Oman's commitment to expanding its residential and hospitality sectors is evident in its ambitious plans to introduce a significant number of residential units and hotel rooms to the market. By 2030, the country aims to deliver 62,800 new homes, 5,500 of which are expected this year, in alignment with Oman's strategic goals.

This effort is part of Oman Vision 2040, which seeks to diversify the economy away from its traditional oil base, aiming for non-oil sectors to contribute 90% of the economy. The vision also anticipates the country's population, currently at 5.3 million, to surge to 7.7 million by 2040, fueled by both Omani nationals and expatriates, highlighting a growing demand for housing.

Oman to Deliver 62 800 Homes and 5 800 Hotels

The hospitality sector is also set to flourish, with plans to add 5,800 hotel rooms to the existing inventory over the next five years, marking a 25% increase. This expansion includes the opening of 35 new hotels and resorts by 2030, indicating a strategic push to bolster tourism and hospitality as key pillars of the economy. This growth in the hospitality sector complements the residential expansion, showcasing Oman's comprehensive approach to development.

Khalil Al Zadjali, Head of Oman at Cavendish Maxwell, underscored the significance of this growth, stating, "Oman is undergoing a meaningful economic transformation, with strong momentum in non-oil sectors and a growing population driving demand across real estate and infrastructure. Vision 2040 is not just a plan — it's a commitment to a sustainable, knowledge-driven, globally competitive future. As the country moves forward with the 2040 agenda, stimulating investment in the real estate sector will be of increasing importance.

"Government-led initiatives to attract foreign and local investment can play a key role in ensuring long-term housing market resilience, while at the same time supporting national development priorities. However, given the possibility of demand outpacing supply, proactive planning will be essential in avoiding a potential shortfall."

However, despite these developments, challenges remain. Oman's rapid population growth might lead to a future shortfall in residential property supply. Cavendish Maxwell suggests that an additional 340,000 new homes may be required to maintain a sustainable 90% occupancy rate, highlighting the need for proactive planning and investment to meet this demand.

The residential sector is currently stable, with an average occupancy rate of 85.2% across all units. Villas and Arabic houses enjoy a slightly higher rate of 87.5%, compared to apartments at 80.8%, indicative of the diverse housing preferences in the country. The report also highlights a 3% increase in apartment occupancy levels in 2024, compared to the year before.

Integrated Tourism Complexes (ITCs) are set to play a significant role in Oman's future, offering non-Omani nationals the opportunity to own freehold property. These complexes, which are part of Vision 2040's aim to diversify the economy, are being developed in strategic locations across the country. ITCs provide more affordable pricing compared to other regions in the GCC, with apartment sales prices ranging between 800 to 1,100 OMR per square metre, and villa prices between 750 to 1,000 OMR per square metre. This affordability, combined with similar rental yields to those found in Dubai, Abu Dhabi, and Doha, positions Oman's ITCs as an attractive investment option.

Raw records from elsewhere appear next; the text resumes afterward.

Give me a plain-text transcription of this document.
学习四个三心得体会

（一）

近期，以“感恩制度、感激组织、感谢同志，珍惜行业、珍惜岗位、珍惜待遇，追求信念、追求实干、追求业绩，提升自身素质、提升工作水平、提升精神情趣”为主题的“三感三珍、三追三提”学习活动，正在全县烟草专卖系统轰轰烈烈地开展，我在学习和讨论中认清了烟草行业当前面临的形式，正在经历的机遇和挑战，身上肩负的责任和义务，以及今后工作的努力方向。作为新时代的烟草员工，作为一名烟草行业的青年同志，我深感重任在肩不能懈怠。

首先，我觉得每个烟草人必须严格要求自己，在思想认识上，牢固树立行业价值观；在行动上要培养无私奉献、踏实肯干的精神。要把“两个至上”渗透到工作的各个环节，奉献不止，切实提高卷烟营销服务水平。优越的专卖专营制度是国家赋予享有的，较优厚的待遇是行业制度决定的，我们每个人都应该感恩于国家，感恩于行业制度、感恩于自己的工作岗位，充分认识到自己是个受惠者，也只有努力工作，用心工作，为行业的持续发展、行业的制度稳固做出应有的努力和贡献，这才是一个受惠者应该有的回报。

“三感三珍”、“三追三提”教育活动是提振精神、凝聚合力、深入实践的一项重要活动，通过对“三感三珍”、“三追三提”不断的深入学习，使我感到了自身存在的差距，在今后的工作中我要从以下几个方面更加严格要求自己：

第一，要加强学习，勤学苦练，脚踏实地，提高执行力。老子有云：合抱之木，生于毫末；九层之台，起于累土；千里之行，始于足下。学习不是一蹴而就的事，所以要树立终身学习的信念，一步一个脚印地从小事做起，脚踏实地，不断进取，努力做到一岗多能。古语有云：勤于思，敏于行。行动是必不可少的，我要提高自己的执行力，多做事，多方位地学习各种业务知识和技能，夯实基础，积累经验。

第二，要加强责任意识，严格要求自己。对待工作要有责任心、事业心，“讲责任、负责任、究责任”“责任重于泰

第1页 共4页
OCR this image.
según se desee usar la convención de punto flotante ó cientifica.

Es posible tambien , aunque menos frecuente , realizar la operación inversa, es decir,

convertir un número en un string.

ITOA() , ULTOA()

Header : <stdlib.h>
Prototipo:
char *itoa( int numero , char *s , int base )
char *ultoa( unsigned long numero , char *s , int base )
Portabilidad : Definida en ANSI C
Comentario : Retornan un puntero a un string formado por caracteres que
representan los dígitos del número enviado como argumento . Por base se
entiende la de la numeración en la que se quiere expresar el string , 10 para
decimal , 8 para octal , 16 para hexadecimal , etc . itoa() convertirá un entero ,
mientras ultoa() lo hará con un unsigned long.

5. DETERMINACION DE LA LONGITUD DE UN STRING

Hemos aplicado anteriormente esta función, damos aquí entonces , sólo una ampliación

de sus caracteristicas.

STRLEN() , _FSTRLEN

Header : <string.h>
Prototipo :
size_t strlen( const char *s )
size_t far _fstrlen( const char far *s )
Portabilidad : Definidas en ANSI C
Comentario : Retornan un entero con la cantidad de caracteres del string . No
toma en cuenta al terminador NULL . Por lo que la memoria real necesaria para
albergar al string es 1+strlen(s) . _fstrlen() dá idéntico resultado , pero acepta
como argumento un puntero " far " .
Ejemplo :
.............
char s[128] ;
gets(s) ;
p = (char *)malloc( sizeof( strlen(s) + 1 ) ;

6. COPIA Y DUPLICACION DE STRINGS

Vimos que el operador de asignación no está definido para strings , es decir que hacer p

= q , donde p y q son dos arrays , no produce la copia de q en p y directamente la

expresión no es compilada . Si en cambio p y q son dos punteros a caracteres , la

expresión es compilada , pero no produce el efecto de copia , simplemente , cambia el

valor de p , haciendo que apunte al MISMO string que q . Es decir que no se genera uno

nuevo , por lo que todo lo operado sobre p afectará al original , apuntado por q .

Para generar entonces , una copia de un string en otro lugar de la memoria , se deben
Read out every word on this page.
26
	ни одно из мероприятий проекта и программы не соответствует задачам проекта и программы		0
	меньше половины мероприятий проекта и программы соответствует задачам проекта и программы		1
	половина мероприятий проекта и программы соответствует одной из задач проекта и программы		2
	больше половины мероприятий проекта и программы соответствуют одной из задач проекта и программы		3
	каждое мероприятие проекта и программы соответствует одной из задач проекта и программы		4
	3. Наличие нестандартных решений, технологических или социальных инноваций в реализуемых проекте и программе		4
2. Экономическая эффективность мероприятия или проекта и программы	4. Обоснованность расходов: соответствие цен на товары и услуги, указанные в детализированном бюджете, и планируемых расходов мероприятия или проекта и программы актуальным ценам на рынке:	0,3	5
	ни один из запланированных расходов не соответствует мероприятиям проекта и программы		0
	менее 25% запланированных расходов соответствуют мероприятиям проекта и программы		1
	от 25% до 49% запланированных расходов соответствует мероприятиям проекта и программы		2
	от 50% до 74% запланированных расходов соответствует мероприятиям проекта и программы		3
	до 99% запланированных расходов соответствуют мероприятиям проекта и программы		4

Branded residences are emerging as a preferred choice for investors and end-users seeking premium living options. Properties such as La Vie by Tivoli Hotels and Residences, St. Regis by Marriott, and Mandarin Oriental-branded residences offer luxury at varying price points, catering to a range of preferences and budgets.

Tourism in Oman is experiencing growth, with the country's four airports handling 14.5 million passengers in 2024, a 2.5% increase from the previous year. Hotel guests and revenue have surpassed pre-pandemic levels, with 2.15 million guests staying in 3-5 star hotels in 2024, generating a 6.1% increase in hotel revenue. This positive trend is expected to continue, supported by government initiatives and increasing investor confidence.

The expansion of the real estate market, alongside the targeted growth in hotel and resort offerings, positions the Sultanate as a burgeoning hub for both local and international investors. However, the challenge of matching the pace of development with the growing population and ensuring adequate supply remains a critical focus for the future.